- Escute - disse o conde, e o seu rosto encheu-se de rancor como o de qualquer outra pessoa se coloraria de sangue. - Se um homem tivesse feito perecer por meio de torturas inauditas, no meio de tormentos sem fim, o seu pai, a sua mãe, a sua noiva, um desses seres, enfim, que quando os desenraízam do nosso coração deixam nele um vazio eterno e uma chaga sempre sangrenta, consideraria a reparação que lhe concedesse a sociedade suficiente, só porque o cutelo da guilhotina passou entre a base occipital e os músculos trapézios do assassino e porque este, que o fez passar anos de sofrimentos morais, experimentou alguns segundos de dor física?
- Sim, bem sei que a justiça humana é insuficiente como confortadora - admitiu Franz. - Só pode verter o sangue em troca do sangue, e mais nada. Mas temos de nos contentar com o que ela pode e não com outra coisa.
- Vejamos um caso material - prosseguiu o conde -, aquele em que a sociedade, ferida pela morte de um indivíduo, na base em que assenta, vinga a morte com a morte. Mas não há milhões de dores em que as entranhas do homem podem ser dilaceradas sem que a sociedade se preocupe minimamente com isso, sem que lhe ofereça o meio insuficiente de vingança de que falámos há pouco? Não há crimes para os quais o empalamento dos Turcos, os alcatruzes dos Persas e os látegos dos Iroqueses seriam suplícios demasiado suaves e que no entanto a sociedade, indiferente, deixa sem castigo?... Responda, não há crimes assim?
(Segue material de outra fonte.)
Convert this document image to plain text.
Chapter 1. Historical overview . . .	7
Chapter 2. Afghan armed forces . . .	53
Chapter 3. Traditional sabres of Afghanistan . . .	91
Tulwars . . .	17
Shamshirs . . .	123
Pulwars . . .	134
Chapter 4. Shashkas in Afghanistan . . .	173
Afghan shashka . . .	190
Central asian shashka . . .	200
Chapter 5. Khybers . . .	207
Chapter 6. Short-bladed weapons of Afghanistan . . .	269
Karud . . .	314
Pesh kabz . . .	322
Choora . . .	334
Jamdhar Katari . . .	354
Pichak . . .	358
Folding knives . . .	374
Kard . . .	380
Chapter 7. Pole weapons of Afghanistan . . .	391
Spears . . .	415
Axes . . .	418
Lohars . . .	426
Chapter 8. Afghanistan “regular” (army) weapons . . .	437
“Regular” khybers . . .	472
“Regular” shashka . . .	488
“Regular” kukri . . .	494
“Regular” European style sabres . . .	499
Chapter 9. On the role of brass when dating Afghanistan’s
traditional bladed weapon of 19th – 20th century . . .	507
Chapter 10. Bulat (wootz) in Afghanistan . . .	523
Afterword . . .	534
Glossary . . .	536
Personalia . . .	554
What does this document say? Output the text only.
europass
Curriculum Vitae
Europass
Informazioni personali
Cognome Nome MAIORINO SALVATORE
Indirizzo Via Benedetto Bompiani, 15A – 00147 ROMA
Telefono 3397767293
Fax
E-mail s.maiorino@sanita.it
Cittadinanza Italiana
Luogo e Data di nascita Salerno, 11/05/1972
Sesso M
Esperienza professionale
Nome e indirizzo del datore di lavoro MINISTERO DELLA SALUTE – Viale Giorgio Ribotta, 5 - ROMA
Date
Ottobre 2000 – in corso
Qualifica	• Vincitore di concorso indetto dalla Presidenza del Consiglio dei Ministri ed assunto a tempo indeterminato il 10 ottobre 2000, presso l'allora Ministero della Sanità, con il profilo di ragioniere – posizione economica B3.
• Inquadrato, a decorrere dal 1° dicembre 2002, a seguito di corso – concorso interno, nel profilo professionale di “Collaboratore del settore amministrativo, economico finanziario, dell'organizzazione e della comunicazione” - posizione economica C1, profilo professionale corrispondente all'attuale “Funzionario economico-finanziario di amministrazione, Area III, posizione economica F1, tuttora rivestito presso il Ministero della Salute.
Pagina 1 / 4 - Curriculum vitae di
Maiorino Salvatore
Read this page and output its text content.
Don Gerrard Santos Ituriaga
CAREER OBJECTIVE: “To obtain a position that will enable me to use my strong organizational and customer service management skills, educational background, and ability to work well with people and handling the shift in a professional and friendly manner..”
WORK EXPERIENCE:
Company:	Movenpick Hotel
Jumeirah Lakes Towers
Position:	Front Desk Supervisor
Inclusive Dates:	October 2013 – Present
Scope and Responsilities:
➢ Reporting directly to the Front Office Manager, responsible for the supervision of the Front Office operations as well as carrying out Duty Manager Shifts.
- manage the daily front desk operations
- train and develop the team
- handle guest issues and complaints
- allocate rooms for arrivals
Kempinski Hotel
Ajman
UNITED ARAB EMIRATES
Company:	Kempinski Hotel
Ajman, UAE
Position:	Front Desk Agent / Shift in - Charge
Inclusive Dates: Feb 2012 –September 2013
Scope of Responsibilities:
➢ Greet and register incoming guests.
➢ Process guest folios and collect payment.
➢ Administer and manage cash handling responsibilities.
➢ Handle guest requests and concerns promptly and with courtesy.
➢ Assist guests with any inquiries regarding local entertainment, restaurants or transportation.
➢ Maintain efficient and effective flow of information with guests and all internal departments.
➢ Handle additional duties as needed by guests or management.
- Há - concordou Franz -, e é para os punir que o duelo é tolerado.
- Ah, o duelo!... - exclamou o conde. - Curiosa maneira, palavra, de alcançar um fim, quando o fim é a vingança! Um homem rouba-lhe a amante seduz-lhe a mulher, desonra-lhe afilha. De uma vida inteira que tinha o direito de esperar de Deus a parte de felicidade por Ele prometida a todo o ser humano ao criá-lo, esse homem fez uma existência de dor, miséria ou infâmia, e o senhor considera-se vingado infligindo-lhe, a um homem que lhe introduzi o delírio no espírito e o desespero no coração, uma estocada no peito ou metendo-lhe uma bala na cabeça? Ora adeus! Sem contar que muitas vezes é ele que sai triunfante da luta, limpo aos olhos do mundo e de certo modo absolvido por Deus. Não, não - continuou o conde -, se alguma vez tivesse de me vingar, não seria assim que me vingaria.
- Portanto, desaprova o duelo? Portanto, não se bateria em duelo? - perguntou por sua vez Albert, atónito por ouvir em emitir tão estranha teoria.
- Oh, claro que me bateria! - respondeu o conde. Entendamo- nos: bater-me-ia em duelo por uma miséria, por um insulto, por um desmentido, por uma bofetada, e isso com tanta mais despreocupação quanto é certo que, graças à experiência que adquiri de todos os exercícios do corpo e ao lento hábito que também adquiri do perigo, teria quase a certeza de matar o meu homem.